I am using the Php-ai/Php-ml framework. In the example they give, the AI only uses one feature which is not helpful but on the main git page, they also give this example of using more than one feature:
$samples = [[1, 3], [1, 4], [2, 4], [3, 1], [4, 1], [4, 2]];
$labels = ['a', 'a', 'a', 'b', 'b', 'b'];
$classifier = new KNearestNeighbors();
$classifier->train($samples, $labels);
echo $classifier->predict([3, 2]);
Based on the example supplying only one feature, and the secondary example supplying two. I tried to recreate this:
I am trying to recreate this using two features.

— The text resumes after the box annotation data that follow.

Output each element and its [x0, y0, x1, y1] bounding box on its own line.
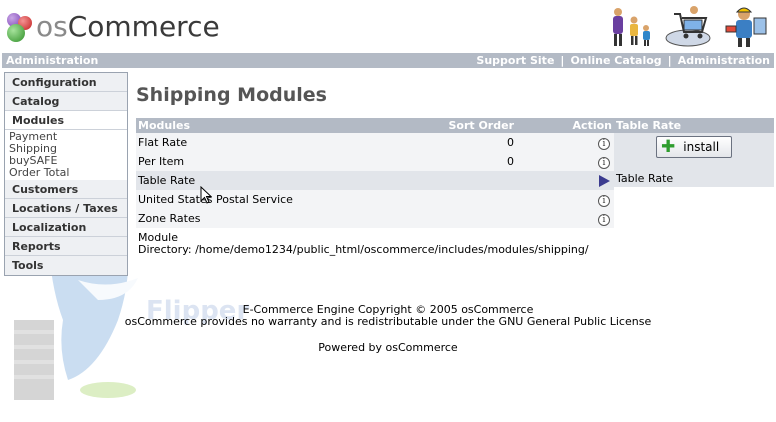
footer: E-Commerce Engine Copyright © 2005 osCom… — [0, 304, 776, 354]
sidebar-item-configuration[interactable]: Configuration — [5, 73, 127, 92]
sort-order: 0 — [426, 133, 516, 152]
sidebar-item-customers[interactable]: Customers — [5, 180, 127, 199]
sort-order — [426, 209, 516, 228]
col-action: Action — [516, 118, 614, 133]
support-worker-icon[interactable] — [720, 4, 772, 48]
info-panel-body: ✚ install — [614, 133, 774, 171]
sidebar-item-tools[interactable]: Tools — [5, 256, 127, 275]
info-panel-heading: Table Rate — [614, 118, 774, 133]
module-name: Flat Rate — [136, 133, 426, 152]
administration-link[interactable]: Administration — [678, 54, 770, 67]
selected-arrow-icon — [599, 175, 610, 187]
sidebar-item-locations-taxes[interactable]: Locations / Taxes — [5, 199, 127, 218]
logo-balls-icon — [4, 10, 34, 42]
nav-title: Administration — [6, 54, 99, 67]
sidebar-item-localization[interactable]: Localization — [5, 218, 127, 237]
sidebar-item-catalog[interactable]: Catalog — [5, 92, 127, 111]
sidebar-item-modules[interactable]: Modules — [5, 111, 127, 130]
module-info-panel: Table Rate ✚ install Table Rate — [614, 118, 774, 187]
sort-order: 0 — [426, 152, 516, 171]
sort-order — [426, 171, 516, 190]
nav-separator: | — [667, 54, 672, 67]
module-name: Zone Rates — [136, 209, 426, 228]
sidebar: Configuration Catalog Modules Payment Sh… — [4, 72, 128, 276]
sidebar-submenu-modules: Payment Shipping buySAFE Order Total — [5, 130, 127, 180]
main-content: Shipping Modules Modules Sort Order Acti… — [136, 84, 774, 256]
mouse-cursor-icon — [200, 185, 213, 204]
module-name: Table Rate — [136, 171, 426, 190]
nav-separator: | — [560, 54, 565, 67]
table-row[interactable]: Per Item 0 i — [136, 152, 614, 171]
oscommerce-logo[interactable]: osCommerce — [4, 8, 220, 44]
table-row[interactable]: Flat Rate 0 i — [136, 133, 614, 152]
plus-icon: ✚ — [661, 136, 676, 157]
module-directory: Module Directory: /home/demo1234/public_… — [138, 232, 589, 256]
install-button[interactable]: ✚ install — [656, 136, 732, 158]
top-nav-bar: Administration Support Site | Online Cat… — [2, 53, 774, 68]
info-panel-title: Table Rate — [614, 171, 774, 187]
module-directory-path: Directory: /home/demo1234/public_html/os… — [138, 243, 589, 256]
online-catalog-link[interactable]: Online Catalog — [570, 54, 661, 67]
table-row[interactable]: Zone Rates i — [136, 209, 614, 228]
logo-text: osCommerce — [36, 9, 220, 43]
col-modules: Modules — [136, 118, 426, 133]
info-icon[interactable]: i — [598, 137, 610, 150]
sidebar-subitem-order-total[interactable]: Order Total — [9, 167, 123, 179]
col-sort-order: Sort Order — [426, 118, 516, 133]
modules-table-wrap: Modules Sort Order Action Flat Rate 0 i … — [136, 118, 614, 228]
info-icon[interactable]: i — [598, 213, 610, 226]
table-header-row: Modules Sort Order Action — [136, 118, 614, 133]
footer-powered-by: Powered by osCommerce — [318, 341, 458, 354]
support-site-link[interactable]: Support Site — [476, 54, 554, 67]
module-name: Per Item — [136, 152, 426, 171]
page-title: Shipping Modules — [136, 84, 327, 106]
shopping-cart-icon[interactable] — [662, 4, 714, 48]
nav-links: Support Site | Online Catalog | Administ… — [476, 54, 770, 67]
module-name: United States Postal Service — [136, 190, 426, 209]
sort-order — [426, 190, 516, 209]
family-icon[interactable] — [604, 4, 656, 48]
header: osCommerce — [0, 0, 776, 52]
modules-table: Modules Sort Order Action Flat Rate 0 i … — [136, 118, 614, 228]
sidebar-item-reports[interactable]: Reports — [5, 237, 127, 256]
info-icon[interactable]: i — [598, 194, 610, 207]
info-icon[interactable]: i — [598, 156, 610, 169]
install-label: install — [683, 140, 720, 154]
footer-license: osCommerce provides no warranty and is r… — [124, 315, 652, 328]
header-icons — [604, 4, 772, 48]
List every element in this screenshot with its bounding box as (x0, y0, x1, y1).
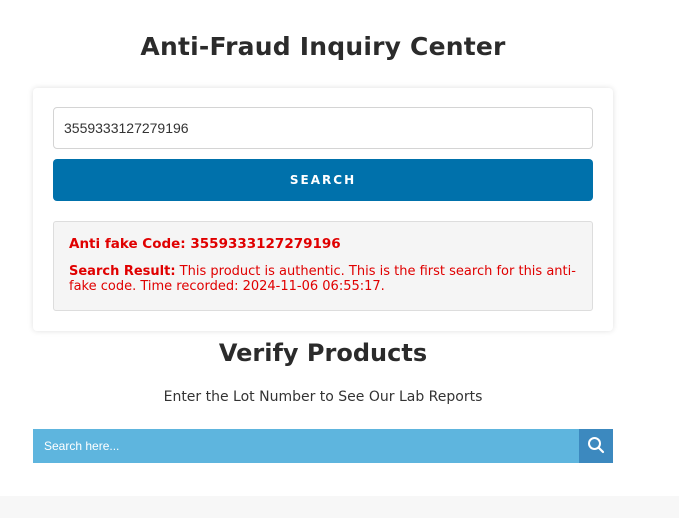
result-code-line: Anti fake Code: 3559333127279196 (69, 236, 341, 252)
result-label: Search Result: (69, 264, 176, 279)
anti-fake-code-input[interactable] (53, 107, 593, 149)
page: Anti-Fraud Inquiry Center SEARCH Anti fa… (0, 0, 679, 518)
lot-search-bar (33, 429, 613, 463)
search-icon (587, 436, 605, 457)
verify-products-title: Verify Products (218, 339, 428, 367)
footer-band (0, 496, 679, 518)
page-title: Anti-Fraud Inquiry Center (140, 32, 506, 61)
inquiry-card: SEARCH Anti fake Code: 3559333127279196 … (33, 88, 613, 331)
search-button[interactable]: SEARCH (53, 159, 593, 201)
search-result-box: Anti fake Code: 3559333127279196 Search … (53, 221, 593, 311)
verify-products-subtitle: Enter the Lot Number to See Our Lab Repo… (163, 389, 483, 405)
lot-search-input[interactable] (33, 429, 579, 463)
result-text: Search Result: This product is authentic… (69, 264, 577, 294)
lot-search-button[interactable] (579, 429, 613, 463)
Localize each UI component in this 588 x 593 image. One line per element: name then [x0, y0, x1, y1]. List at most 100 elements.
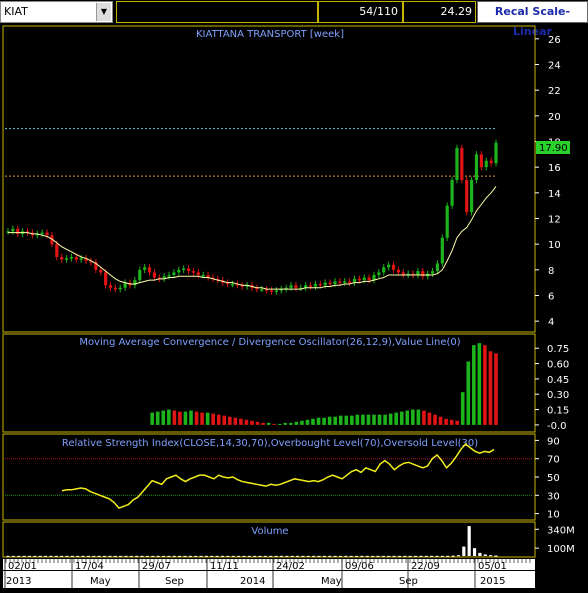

My current code snippet looks like this:
public function train(Request $request) {
# CSV File
$file = $request->file('dataframe');
# Features + 1 will be the labels column
$dataset = new CsvDataset($file, (int) $request->features);
$vectorizer = new TokenCountVectorizer(new WordTokenizer());
$tfIdfTransformer = new TfIdfTransformer();
$finalSamples = [];
for($i = 0; $i <= $request->features -1; $i++):
$samples = [];
foreach ($dataset->getSamples() as $sample)
$samples[] = $sample[$i];
$vectorizer->fit($samples);
$vectorizer->transform($samples);
$tfIdfTransformer->fit($samples);
$tfIdfTransformer->transform($samples);
$finalSamples[] = $samples;
endfor;
# This gives us an output of Array[ 0 => [Feature 1, Feature 2], 1 => [Feature 1, Feature 2], ... ] like shown on example two.
$result = [];
foreach($finalSamples as $arr)
foreach($arr as $k => $v)
$result[$k][] = $v;
$dataset = new ArrayDataset($result, $dataset->getTargets());
$randomSplit = new StratifiedRandomSplit($dataset, 0.1);
$classifier = new SVC(Kernel::RBF, 10000);
# Train with half of the data frame
$classifier->train($randomSplit->getTrainSamples(), $randomSplit->getTrainLabels());
$predictedLabels = $classifier->predict($randomSplit->getTestSamples());
$inputLabels = $randomSplit->getTestLabels();
}
My CSV file looks like this:
"SibSp","Parch","Survived",
"1", "1", "1",
"3", "3", "1",
"4", "1", "0"
"4", "0", "1",
"5", "2", "0"
"3", "1", "0",
"2", "2", "1",
"0", "0", "1"
The problem now is when I visualise the data, which I do like so:
$newDataFrame = [];
$incorrect = 0;
for($i = 0; $i <= count($inputLabels) -1; $i++):
$newDataFrame[] = (object) ['input' => $inputLabels[$i], 'output' => $predictedLabels[$i]];
if($inputLabels[$i] != $predictedLabels[$i]) $incorrect++;
ndfor;
$correct = count($inputLabels) - $incorrect;
$score = round((float)Accuracy::score(isset($request->train) ? $randomSplit->getTestLabels() : $inputLabels, $predictedLabels) * 100 );
The data always comes out as 1 correct, 1 incorrect and sits at a score of 50 (%).
How can I use this Classifier to use multiple features rather than just one? I think the problem is when building the ArrayDataSet
but I have no clue what is wrong with it.